Melalui narasi di atas, maka sesungguhnya dengan menjadikan PPN sebagai salah satu dari saksi perkawinan, maka momok biaya nikah yang tinggi dapat dikendalikan dan praktek nikah siri dengan sendirinya akan tereleminasi. Mengapa demikian ? Karena dalam aturannya, jumlah biaya perkawinan yang hanya Rp. 30.000,- (jika dilakukan di KUA) dengan salah satu alokasi pembiayaannya adalah untuk saksi-saksi perkawinan maka dapat diminimalisir. Begitu juga jika perkawinan itu akan dilaksanakan di rumah pengantin, petugas sudah tidak perlu lagi repot-repot untuk mencari saksi dari kedua mempelai (padahal tidak pernah ada aturan tentang hal itu). Apalagi jika harus diwajibkan untuk melabelisasi status adil bagi seorang saksi, maka yang paling tepat adalah PPN itu sendiri, baik dari segi ilmu agama, maupun perundangan dan juga tentunya ‘amaliyah kesehariannya. Karena selama ini yang diprektekkan adalah, penunjukan saksi lebih karena status emosi, yang dikehendaki oleh kedua mempelai, bahkan kebanyakan asal tunjuk saja, yang penting acara selesai. Lalu di mana nilai sakralnya jikalau rukun yang begitu mengikat saja dengan begitu mudah dipermainkan.

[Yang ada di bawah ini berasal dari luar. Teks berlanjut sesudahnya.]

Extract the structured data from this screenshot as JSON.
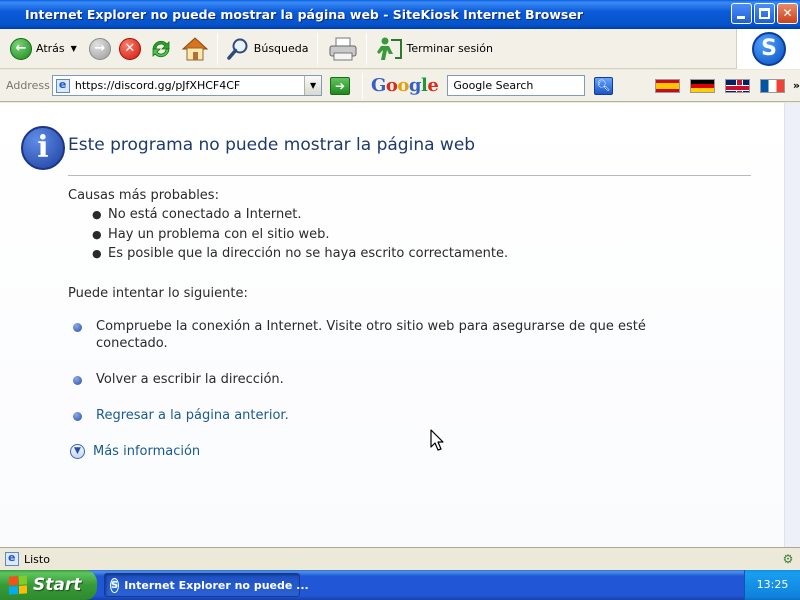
{
  "window": {
    "title": "Internet Explorer no puede mostrar la página web - SiteKiosk Internet Browser"
  },
  "toolbar": {
    "back_label": "Atrás",
    "search_label": "Búsqueda",
    "end_session_label": "Terminar sesión",
    "logo_letter": "S"
  },
  "address_bar": {
    "label": "Address",
    "url": "https://discord.gg/pJfXHCF4CF",
    "google_search_placeholder": "Google Search",
    "flags": [
      "spain-flag",
      "germany-flag",
      "uk-flag",
      "france-flag"
    ]
  },
  "page": {
    "title": "Este programa no puede mostrar la página web",
    "causes_heading": "Causas más probables:",
    "causes": [
      "No está conectado a Internet.",
      "Hay un problema con el sitio web.",
      "Es posible que la dirección no se haya escrito correctamente."
    ],
    "try_heading": "Puede intentar lo siguiente:",
    "try_items": [
      "Compruebe la conexión a Internet. Visite otro sitio web para asegurarse de que esté conectado.",
      "Volver a escribir la dirección.",
      "Regresar a la página anterior.",
      "Más información"
    ]
  },
  "statusbar": {
    "text": "Listo"
  },
  "taskbar": {
    "start_label": "Start",
    "task_label": "Internet Explorer no puede ...",
    "clock": "13:25"
  },
  "colors": {
    "title_bar": "#0453c9",
    "link": "#1a5a8c",
    "page_title": "#1f3a6a"
  }
}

Untuk itu, demi mendapatkan status keluarga yang sakinah (kebahagian dari segi material), mawaddah (kebahagiaan dari segi psikologis) dan rahmah (kebahagian dari segi teologis), apalagi di zaman yang lebih kompleks permasalahannya saat ini, maka pencatatan perkawinan merupakan hal yang wajib dan sangat mendesak (dharuriyyah) dan tidak lagi hanya sebagai bagian pendukung (hajiyah), apalagi hanya untuk memperindah aturan semata (tahsiniyah). Contoh yang paling nyata adalah, status anak yang sah yang tidak lahir karena perzinahan, namun karena tidak melakukan pencatatan perkawinan semata, maka akan sama statusnya dengan anak yang lahir dari perzinahan. Maka mungkinkah Islam memberikan peluang dosa seperti ini ? Dengan merevitalisasi pencatatan perkawinan, ditambah dengan etikat yang kuat dari siapapun untuk taat hukum, dan juga tidak tergiur oleh lembaran-lembaran rupiah yang hanya memberikan kebahagian sementara, maka akibat negatif dari praktek nikah siri akan dengan sendirinya tereliminir. Inilah preventive action dari Islam, karena perlu difahami, bahwa Islam adalah proses bukan tujuan, yang akan menghantarkan kesalamatan teologis yakni akidah dan akhlak keluarga, kosmos dengan terjaganya alam raya, dan kosmis menuju kebaikan sosial kemasyarakatan. Wallahua’lam.